Derzeit folgt ein Terrassengespräch auf das nächste, und ich bin der Meinung, dass diese Gespräche einen ausgezeichneten Einstieg in die Darbietungen bieten. Sie liefern wertvolle Einblicke und Hintergrundinformationen, die das Verständnis und die Wertschätzung für die Aufführungen erhöhen.

Foto: Neumayr/Leopold 19.07.2024
Hier ist ein kurzer Überblick über die Neuinszenierung von Stefan Zweigs „Sternstunden der Menschheit“, inszeniert von Thom Luz, musikalisch geleitet von Mathias Weibel und dramaturgisch begleitet von Katrin Michaels sowie Schauspieldirektorin Marina Davydova, präsentiert beim Terrassengespräch am 19. Juli 2024.
Wie kam es zu dieser Neuinszenierung?

© SF/Neumayr/Leo
Mit der Regisseurin und (jetzt Schauspieldirektorin) Marina Davydova hat Thom Luz schon früher zusammengearbeitet. So war er zu Gast bei ihrem Moskauer Festival. Davydova: „Thoms Theaterästhetik ist meiner sehr ähnlich. Seine Arbeiten erinnern mich an abstrakte Malerei.

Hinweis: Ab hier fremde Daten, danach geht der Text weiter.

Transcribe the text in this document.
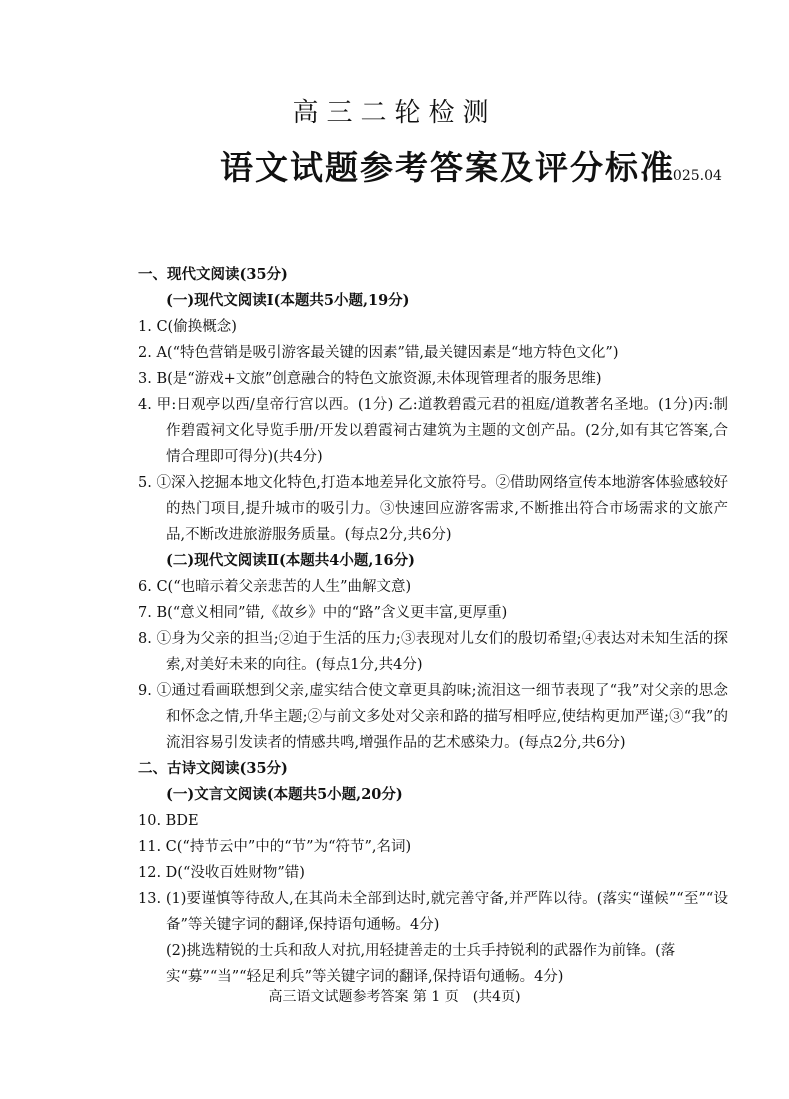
高三二轮检测
语文试题参考答案及评分标准
2025.04
一、现代文阅读(35分)
(一)现代文阅读Ⅰ(本题共5小题,19分)
1. C(偷换概念)
2. A(“特色营销是吸引游客最关键的因素”错,最关键因素是“地方特色文化”)
3. B(是“游戏+文旅”创意融合的特色文旅资源,未体现管理者的服务思维)
4. 甲:日观亭以西/皇帝行宫以西。(1分) 乙:道教碧霞元君的祖庭/道教著名圣地。(1分)丙:制作碧霞祠文化导览手册/开发以碧霞祠古建筑为主题的文创产品。(2分,如有其它答案,合情合理即可得分)(共4分)
5. ①深入挖掘本地文化特色,打造本地差异化文旅符号。②借助网络宣传本地游客体验感较好的热门项目,提升城市的吸引力。③快速回应游客需求,不断推出符合市场需求的文旅产品,不断改进旅游服务质量。(每点2分,共6分)
(二)现代文阅读Ⅱ(本题共4小题,16分)
6. C(“也暗示着父亲悲苦的人生”曲解文意)
7. B(“意义相同”错,《故乡》中的“路”含义更丰富,更厚重)
8. ①身为父亲的担当;②迫于生活的压力;③表现对儿女们的殷切希望;④表达对未知生活的探索,对美好未来的向往。(每点1分,共4分)
9. ①通过看画联想到父亲,虚实结合使文章更具韵味;流泪这一细节表现了“我”对父亲的思念和怀念之情,升华主题;②与前文多处对父亲和路的描写相呼应,使结构更加严谨;③“我”的流泪容易引发读者的情感共鸣,增强作品的艺术感染力。(每点2分,共6分)
二、古诗文阅读(35分)
(一)文言文阅读(本题共5小题,20分)
10. BDE
11. C(“持节云中”中的“节”为“符节”,名词)
12. D(“没收百姓财物”错)
13. (1)要谨慎等待敌人,在其尚未全部到达时,就完善守备,并严阵以待。(落实“谨候”“至”“设备”等关键字词的翻译,保持语句通畅。4分)
(2)挑选精锐的士兵和敌人对抗,用轻捷善走的士兵手持锐利的武器作为前锋。(落实“募”“当”“轻足利兵”等关键字词的翻译,保持语句通畅。4分)
高三语文试题参考答案 第 1 页　(共4页)
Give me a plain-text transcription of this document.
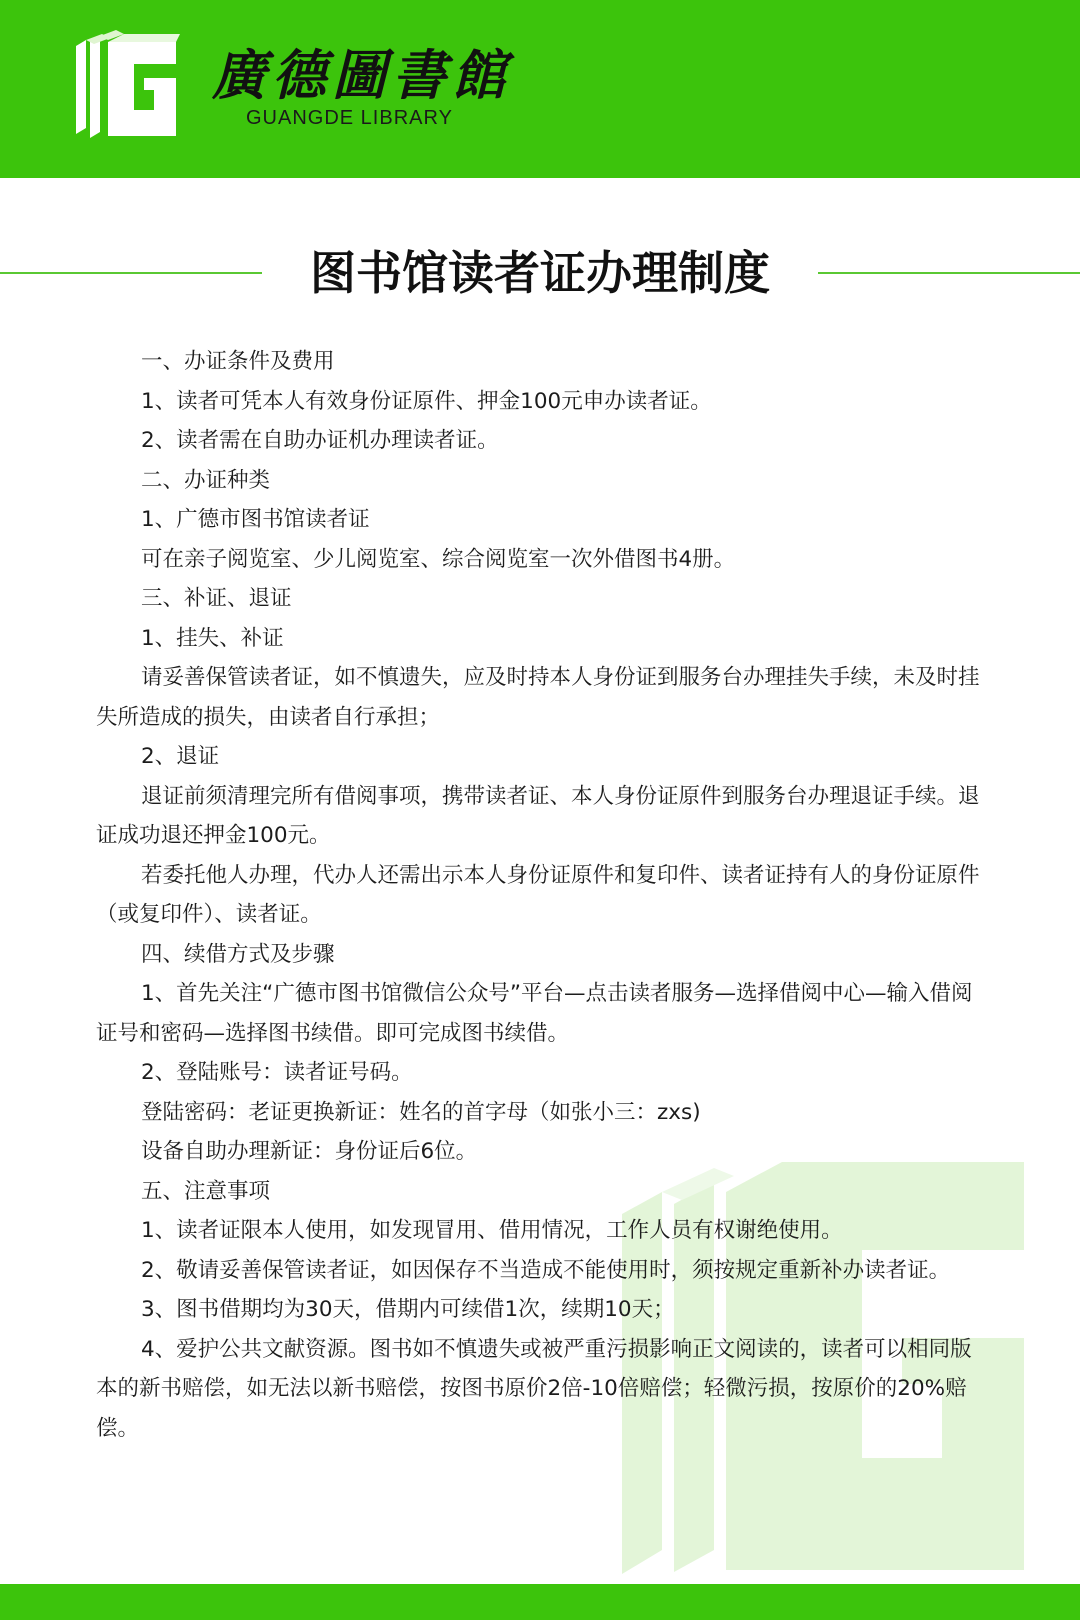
廣德圖書館
GUANGDE LIBRARY
图书馆读者证办理制度

一、办证条件及费用

1、读者可凭本人有效身份证原件、押金100元申办读者证。

2、读者需在自助办证机办理读者证。

二、办证种类

1、广德市图书馆读者证

可在亲子阅览室、少儿阅览室、综合阅览室一次外借图书4册。

三、补证、退证

1、挂失、补证

请妥善保管读者证，如不慎遗失，应及时持本人身份证到服务台办理挂失手续，未及时挂失所造成的损失，由读者自行承担；

2、退证

退证前须清理完所有借阅事项，携带读者证、本人身份证原件到服务台办理退证手续。退证成功退还押金100元。

若委托他人办理，代办人还需出示本人身份证原件和复印件、读者证持有人的身份证原件（或复印件）、读者证。

四、续借方式及步骤

1、首先关注“广德市图书馆微信公众号”平台—点击读者服务—选择借阅中心—输入借阅证号和密码—选择图书续借。即可完成图书续借。

2、登陆账号：读者证号码。

登陆密码：老证更换新证：姓名的首字母（如张小三：zxs)

设备自助办理新证：身份证后6位。

五、注意事项

1、读者证限本人使用，如发现冒用、借用情况，工作人员有权谢绝使用。

2、敬请妥善保管读者证，如因保存不当造成不能使用时，须按规定重新补办读者证。

3、图书借期均为30天，借期内可续借1次，续期10天；

4、爱护公共文献资源。图书如不慎遗失或被严重污损影响正文阅读的，读者可以相同版本的新书赔偿，如无法以新书赔偿，按图书原价2倍-10倍赔偿；轻微污损，按原价的20%赔偿。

Als ich ihn für das diesjährige Schauspielprogramm anfragte, kam er mit der Idee der Sternstunden auf mich zu und ich war sofort begeistert.“ Den Schriftsteller Stefan Zweig lernte sie bereits zu Zeiten der ehemaligen Sowjetunion kennen, wo er im Gegensatz zu vielen anderen westlichen Autoren jenseits des „Eisernen Vorhangs“ Anerkennung fand.
Der Titel „Sternstunden der Menschheit“ schwebte der Dramaturgin Katrin Michaels schon vor Jahren vor, um auf die heutige Zeit zu verweisen, in der die Menschheit in vielerlei Hinsicht das Gegenteil einer Sternstunde erlebt. Das sieht auch Luz so: „Wir leben in einer Zeit, die unsere Welt wahrscheinlich für viele Jahre nachhaltig prägen wird. Thomas Mann spricht sehr treffend vom ‘Edelrost der Geschichte’, der über den Erzählungen Stefan Zweigs liegt.“

Was macht den Text von Stefan Zweig so interessant?
Den Inhalt von Zweigs Text beschreibt Luz so: „Es sind 14 Miniaturen historischer Ereignisse, die Zweig ausgewählt hat, weil sich in ihnen in einem kurzen Augenblick die Welt schlagartig verändert. Zweig wählt etwa die Niederlage bei Waterloo, die Verlegung des ersten Tiefseekabels zwischen Europa und den USA, aber auch Goethes Schreibtisch – Momente oder Gegenstände, an denen etwas geschah, das unsere Welt – sei es politisch oder poetisch – nachhaltig prägt.“ Diese Momente sind oft Wendepunkte, die das Schicksal von Nationen und Menschen entscheidend beeinflusst haben.
Thom Luz, der sowohl Regie führt als auch für das Sounddesign verantwortlich ist, inszeniert diese Geschichten in einer modernen Version in einem Museumsdepot voller Statuen und Trümmer aus zweitausend Jahren europäischer Geschichte. Diese visuelle Kulisse dient als symbolischer Hintergrund für die historischen Miniaturen und unterstreicht die zeitlose Bedeutung der dargestellten Ereignisse.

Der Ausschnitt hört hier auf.